Frequent discovery `DATABASE_ERROR` during WiFi brownouts and roaming

Open cvilas opened this issue 2 years ago • 1 comments

Is there an already existing issue for this?

[X] I have searched the existing issues

Expected behavior

The context:

A discovery server is running on a Linux host on wired Ethernet
Additional Linux hosts running DDS applications are running on hosts connected to the same network but via wireless Ethernet (WiFi 6). These hosts are compute boards on autonomous mobile robots and configured with static IP addresses.
The mobile robots operate in a large area served by many wireless Access Points (AP). As they move in the environment, they routinely switch from one AP to another. The switch-over usually happens in a few 100ms, but sometimes can take a few seconds

Expected behaviour:

Usually we expect to see nothing at all. All endpoints should continue communicating with each other with a brief interruption during the switch-over.
If the switch-over takes too long, we expect to see the discovery service 'drop' the participants and endpoints running on WiFi hosts, but re-discover them after the switch-over to new AP is completed. After this points, the publishers and subscribers should match again and data flow should continue

Current behavior

For most part, the behaviour is as we expect (described over). However, occasionally, after the WiFi hosts rejoin network, the discovery service is seen to throw error messages like these:

2023-05-19 07:20:08.146 [DISCOVERY_DATABASE Error] Reader 01.0f.a5.ee.67.f6.82.da.01.00.00.00|0.0.4.7 has no associated participant.
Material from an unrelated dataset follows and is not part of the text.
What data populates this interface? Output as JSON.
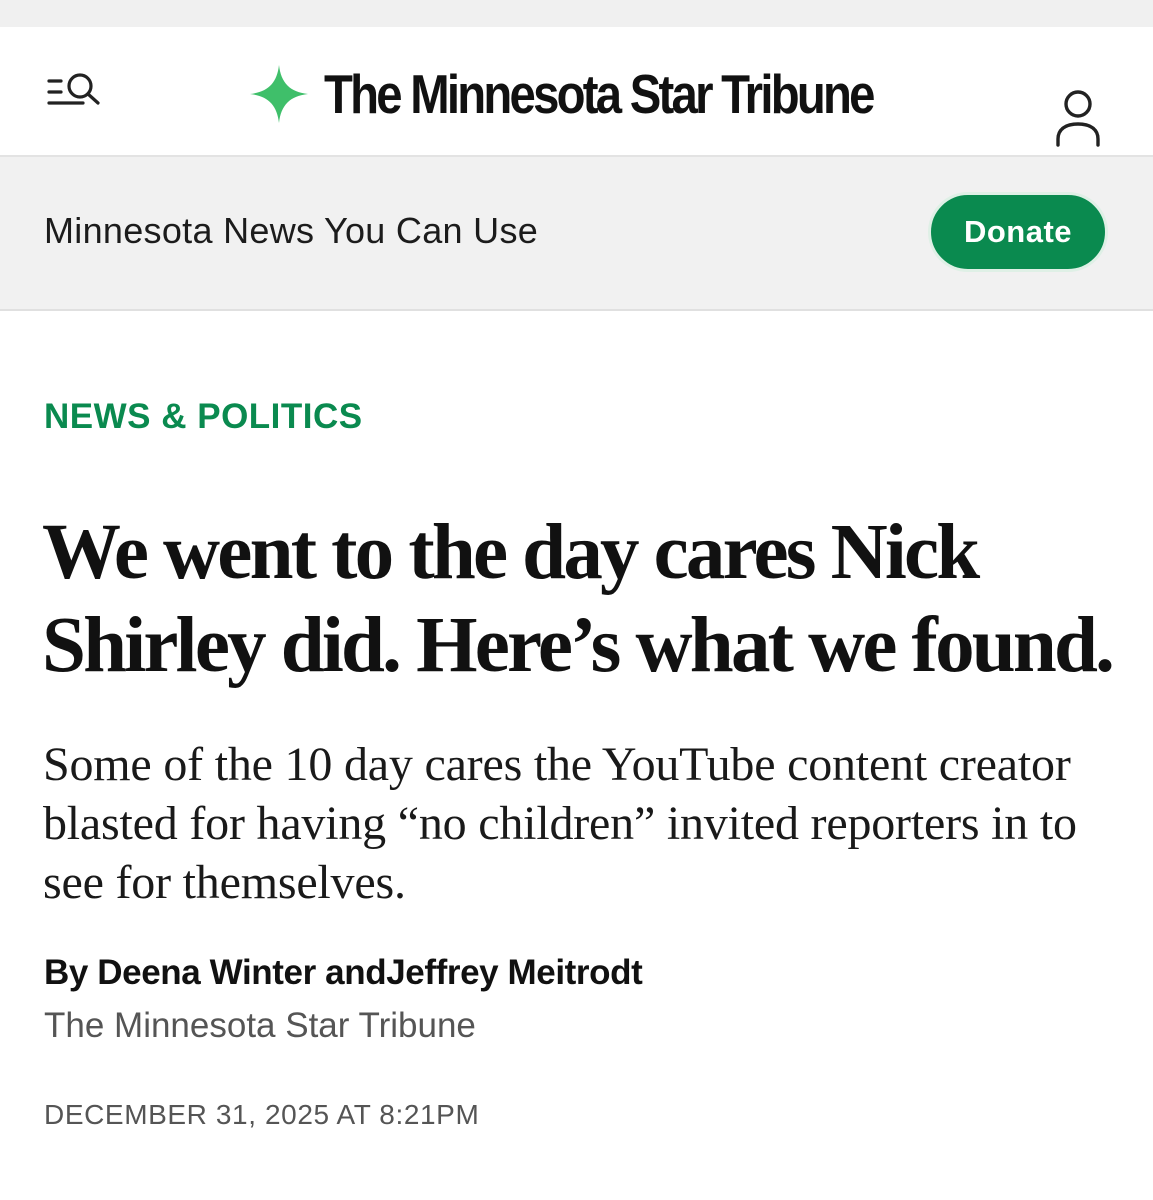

Skipping -> Function create_readers_from_change_
2023-05-19 07:20:08.147 [DISCOVERY_DATABASE Error] Reader 01.0f.a5.ee.67.f6.82.da.01.00.00.00|0.0.5.7 has no associated participant. Skipping -> Function create_readers_from_change_
2023-05-19 07:20:08.147 [DISCOVERY_DATABASE Error] Writer 01.0f.a5.ee.67.f6.82.da.01.00.00.00|0.0.1.2 has no associated participant. Skipping -> Function create_writers_from_change_
2023-05-19 07:20:08.147 [DISCOVERY_DATABASE Error] Writer 01.0f.a5.ee.67.f6.82.da.01.00.00.00|0.0.2.2 has no associated participant. Skipping -> Function create_writers_from_change_

Once we see these errors on the discovery service, we notice that discovery is no more reliable. Certain publishers and subscribers may not match anymore and data flow may not ever recover.

Steps to reproduce

As this is an occasional behaviour, this is quite hard to reproduce. The way to reproduce this using multiple virtual machines (VMs) on a host

Let each VM run DDS applications - perhaps one VM running a publisher and the other running the corresponding subscriber.
Let one of the VMs run a discovery server.
Turn the network connectivity off and on continuously on one of the VMs
Eventually, after a few tries, notice DATABASE_ERROR reported on the console running discovery server

Fast DDS version/commit

Happens in master. But certainly on release 2.10.1

Platform/Architecture

Ubuntu Focal 20.04 amd64, Ubuntu Focal 20.04 arm64

Transport layer

UDPv4

Additional context

We seem to have solved this by delayed reconciliation of readers and writers reported to have no associated participants. Essentially push such readers and writers into a list, and upon discovery of new participants, we try to run the association again. This seems to resolve the errors. I will add a pull request demonstrating the solution later.

XML configuration file

No response

Relevant log output

No response

Network traffic capture

No response

May 28 '23 11:05 cvilas

Associated PR showing code changes here: https://github.com/eProsima/Fast-DDS/pull/3545

May 28 '23 11:05 cvilas